While this court might also be inclined to grant equitable tolling for the period in 2004 when petitioner was having more operations, by 2004, the statute of limitations period had run. State habeas petitions filed after the one-year statute of limitations has expired do not revive the statute of limitations and have no tolling effect. See Ferguson v. Palmateer, 321 F.3d 820, 823 (9th Cir.2003); Jimenez v. Rice, 276 F.3d 478, 482 (9th Cir.2001). Thus, this court need not decide whether petitioner was entitled to equitable tolling for any period after 2002.*fn11
Because petitioner is not entitled to equitable tolling for the entire period, the instant petition is time-barred and must be dismissed.
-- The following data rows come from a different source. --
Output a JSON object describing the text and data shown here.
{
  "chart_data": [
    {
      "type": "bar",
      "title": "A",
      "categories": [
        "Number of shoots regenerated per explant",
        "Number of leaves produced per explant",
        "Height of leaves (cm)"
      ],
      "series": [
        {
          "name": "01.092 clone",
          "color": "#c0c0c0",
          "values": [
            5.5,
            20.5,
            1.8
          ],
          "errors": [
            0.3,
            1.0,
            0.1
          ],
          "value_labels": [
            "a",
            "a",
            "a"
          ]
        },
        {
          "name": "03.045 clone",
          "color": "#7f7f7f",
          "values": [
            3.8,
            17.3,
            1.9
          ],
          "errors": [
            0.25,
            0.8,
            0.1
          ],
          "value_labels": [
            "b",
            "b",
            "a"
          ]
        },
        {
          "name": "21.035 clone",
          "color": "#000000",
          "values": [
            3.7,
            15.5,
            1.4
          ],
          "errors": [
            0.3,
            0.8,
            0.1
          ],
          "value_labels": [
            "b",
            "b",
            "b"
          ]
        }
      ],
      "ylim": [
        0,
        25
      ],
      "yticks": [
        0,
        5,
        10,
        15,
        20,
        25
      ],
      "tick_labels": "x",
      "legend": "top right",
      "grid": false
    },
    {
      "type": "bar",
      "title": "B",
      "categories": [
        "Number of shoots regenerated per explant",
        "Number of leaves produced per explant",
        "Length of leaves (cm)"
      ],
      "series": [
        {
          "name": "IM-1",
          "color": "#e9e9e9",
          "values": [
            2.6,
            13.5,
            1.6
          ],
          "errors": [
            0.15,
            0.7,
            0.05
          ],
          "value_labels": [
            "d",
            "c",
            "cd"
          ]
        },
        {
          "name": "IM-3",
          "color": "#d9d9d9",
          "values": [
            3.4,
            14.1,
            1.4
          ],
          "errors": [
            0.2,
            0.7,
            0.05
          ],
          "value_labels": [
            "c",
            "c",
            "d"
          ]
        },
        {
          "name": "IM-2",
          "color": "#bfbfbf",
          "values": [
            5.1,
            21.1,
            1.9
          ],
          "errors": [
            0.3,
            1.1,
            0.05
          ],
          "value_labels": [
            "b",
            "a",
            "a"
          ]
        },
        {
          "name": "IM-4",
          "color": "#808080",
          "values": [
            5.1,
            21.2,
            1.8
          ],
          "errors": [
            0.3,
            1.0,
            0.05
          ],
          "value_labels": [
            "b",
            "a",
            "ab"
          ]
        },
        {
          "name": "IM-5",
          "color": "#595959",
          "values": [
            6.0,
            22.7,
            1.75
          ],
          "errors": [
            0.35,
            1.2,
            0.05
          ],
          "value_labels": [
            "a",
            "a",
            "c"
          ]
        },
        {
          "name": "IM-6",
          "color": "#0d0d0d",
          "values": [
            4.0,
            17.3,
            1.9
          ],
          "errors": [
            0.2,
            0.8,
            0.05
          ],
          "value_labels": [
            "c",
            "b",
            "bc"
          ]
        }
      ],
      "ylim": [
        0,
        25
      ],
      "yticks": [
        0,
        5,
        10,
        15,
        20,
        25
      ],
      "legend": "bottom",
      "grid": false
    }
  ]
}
In accordance with the above, IT IS HEREBY RECOMMENDED that respondent's April 11, 2008 motion to dismiss be granted. (Docket No. 11.)
These findings and recommendations are submitted to the United States District Judge assigned to the case, pursuant to the provisions of 28 U.S.C. § 636(b)(l). Within twenty days after being served with these findings and recommendations, any party may file written objections with the court and serve a copy on all parties. Such a document should be captioned "Objections to Magistrate Judge's Findings and Recommendations." The parties are advised that failure to file objections within the specified time may waive the right to appeal the District Court's order. Martinez v. Ylst, 951 F.2d 1153 (9th Cir. 1991).